Looking at the most recent new bonds, he quoted the new Hollinger bonds as having traded up to 101 bid from their par issue price before settling back in at 100.75 bid/101 offered. The new PerkinElmer Corp. 8 7/8% notes due 2013, which priced at 99.173 on Friday, traded at "only a slight premium" Monday, around 99.25 bid/99.75 offered.

Another trader also quoted the new Hollingers at 100.75 bid/101.5 offered, but saw the recently priced Insight Midwest LP 9¾% senior notes due 2009 "offered at their issue price (95.236), with no bid."

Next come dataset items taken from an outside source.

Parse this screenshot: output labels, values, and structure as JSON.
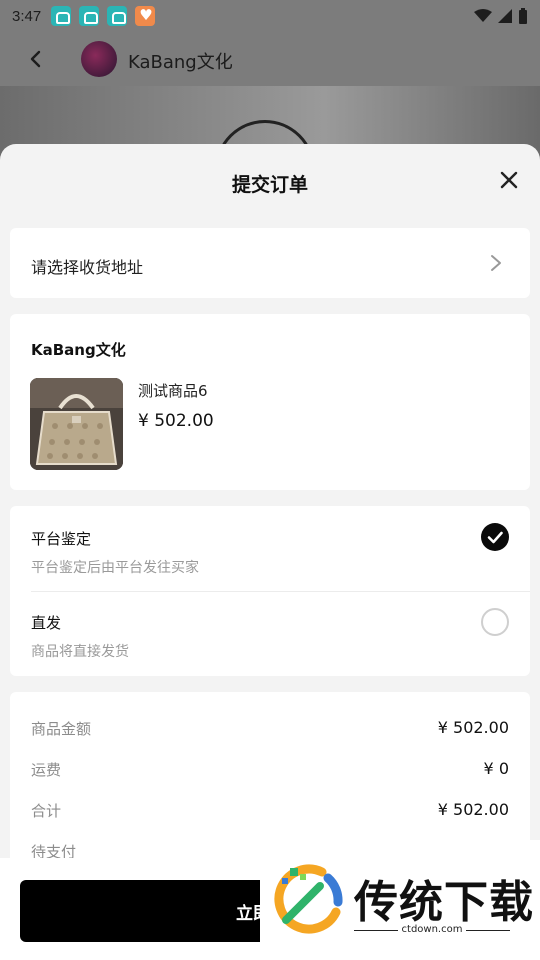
{
  "status_bar": {
    "time": "3:47"
  },
  "top_bar": {
    "title": "KaBang文化"
  },
  "sheet": {
    "title": "提交订单",
    "address": {
      "placeholder_label": "请选择收货地址"
    },
    "product_card": {
      "shop_name": "KaBang文化",
      "product_name": "测试商品6",
      "price": "¥ 502.00"
    },
    "delivery": {
      "options": [
        {
          "title": "平台鉴定",
          "desc": "平台鉴定后由平台发往买家",
          "selected": true
        },
        {
          "title": "直发",
          "desc": "商品将直接发货",
          "selected": false
        }
      ]
    },
    "summary": {
      "rows": [
        {
          "label": "商品金额",
          "value": "¥ 502.00"
        },
        {
          "label": "运费",
          "value": "¥ 0"
        },
        {
          "label": "合计",
          "value": "¥ 502.00"
        },
        {
          "label": "待支付",
          "value": ""
        }
      ]
    },
    "pay_button_label": "立即支付"
  },
  "watermark": {
    "brand": "传统下载",
    "url": "ctdown.com"
  },
  "colors": {
    "accent": "#000000",
    "muted": "#9a9a9a",
    "teal_icon": "#2bb5b5",
    "orange_icon": "#f08a4b"
  }
}
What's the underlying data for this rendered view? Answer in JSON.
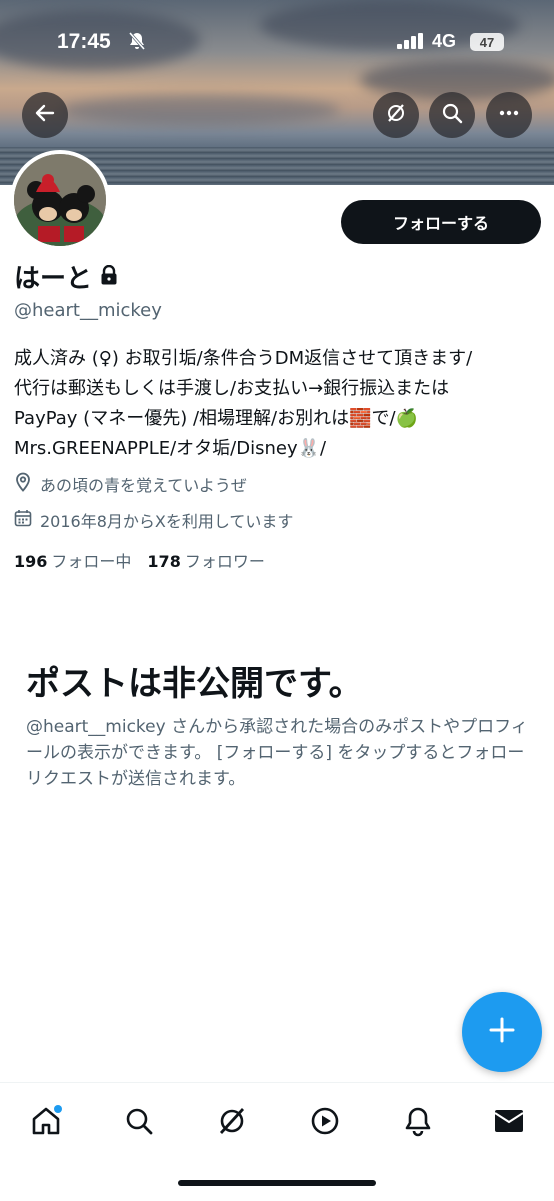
{
  "status_bar": {
    "time": "17:45",
    "network": "4G",
    "battery": "47"
  },
  "profile": {
    "display_name": "はーと",
    "handle": "@heart__mickey",
    "bio_lines": [
      "成人済み (♀) お取引垢/条件合うDM返信させて頂きます/",
      "代行は郵送もしくは手渡し/お支払い→銀行振込または",
      "PayPay (マネー優先) /相場理解/お別れは🧱で/🍏",
      "Mrs.GREENAPPLE/オタ垢/Disney🐰/"
    ],
    "location": "あの頃の青を覚えていようぜ",
    "joined": "2016年8月からXを利用しています",
    "following_count": "196",
    "following_label": "フォロー中",
    "followers_count": "178",
    "followers_label": "フォロワー"
  },
  "follow_button_label": "フォローする",
  "private_notice": {
    "title": "ポストは非公開です。",
    "body": "@heart__mickey さんから承認された場合のみポストやプロフィールの表示ができます。 [フォローする] をタップするとフォローリクエストが送信されます。"
  },
  "icons": {
    "header": [
      "back-arrow-icon",
      "grok-icon",
      "search-icon",
      "more-icon"
    ],
    "tabs": [
      "home-icon",
      "search-icon",
      "grok-icon",
      "video-icon",
      "bell-icon",
      "mail-icon"
    ],
    "fab": "plus-icon"
  },
  "colors": {
    "accent": "#1d9bf0",
    "text": "#0f1419",
    "secondary": "#536471",
    "button": "#0f1419"
  }
}
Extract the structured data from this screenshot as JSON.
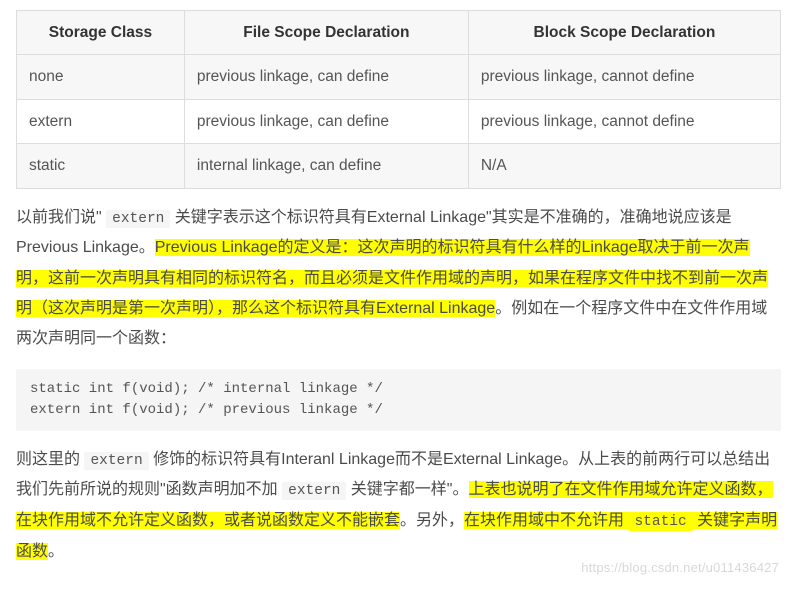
{
  "table": {
    "headers": [
      "Storage Class",
      "File Scope Declaration",
      "Block Scope Declaration"
    ],
    "rows": [
      [
        "none",
        "previous linkage, can define",
        "previous linkage, cannot define"
      ],
      [
        "extern",
        "previous linkage, can define",
        "previous linkage, cannot define"
      ],
      [
        "static",
        "internal linkage, can define",
        "N/A"
      ]
    ]
  },
  "para1": {
    "s1a": "以前我们说\" ",
    "s1code": "extern",
    "s1b": " 关键字表示这个标识符具有External Linkage\"其实是不准确的，准确地说应该是Previous Linkage。",
    "hl1": "Previous Linkage的定义是：这次声明的标识符具有什么样的Linkage取决于前一次声明，这前一次声明具有相同的标识符名，而且必须是文件作用域的声明，如果在程序文件中找不到前一次声明（这次声明是第一次声明），那么这个标识符具有External Linkage",
    "s2": "。例如在一个程序文件中在文件作用域两次声明同一个函数："
  },
  "codeblock": "static int f(void); /* internal linkage */\nextern int f(void); /* previous linkage */",
  "para2": {
    "s1a": "则这里的 ",
    "s1code": "extern",
    "s1b": " 修饰的标识符具有Interanl Linkage而不是External Linkage。从上表的前两行可以总结出我们先前所说的规则\"函数声明加不加 ",
    "s1code2": "extern",
    "s1c": " 关键字都一样\"。",
    "hl2": "上表也说明了在文件作用域允许定义函数，在块作用域不允许定义函数，或者说函数定义不能嵌套",
    "s2a": "。另外，",
    "hl3a": "在块作用域中不允许用 ",
    "hl3code": "static",
    "hl3b": " 关键字声明函数",
    "s2b": "。"
  },
  "watermark": "https://blog.csdn.net/u011436427"
}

Among established issues, he said United Airlines "continues to be one of the more active names," with its unsecured bonds in the same recent 11-12 context, and "a pickup in activity" in trading of municipal bonds issued by local airport authorities to finance the building of hangars, gates and other UAL facilities.

He also saw little change in the AES bonds, although at another desk, the utility's 8¾% notes due 2008 were seen up some five points to 55 and its 8 3/8% notes due 2007 were quoted a point higher, at 44.

No movement was observed in WestPoint Stevens Corp.'s 7 7/8% notes due 2008 and 2011, despite the Georgia-based textile maker's announcement that it had paid $39 million in interest due on the two issues, and still had $205 million of borrowing availability after the coupon payments.

WestPoint also said that it is "comfortable" with the belief that it will remain in compliance with all of its financial covenants.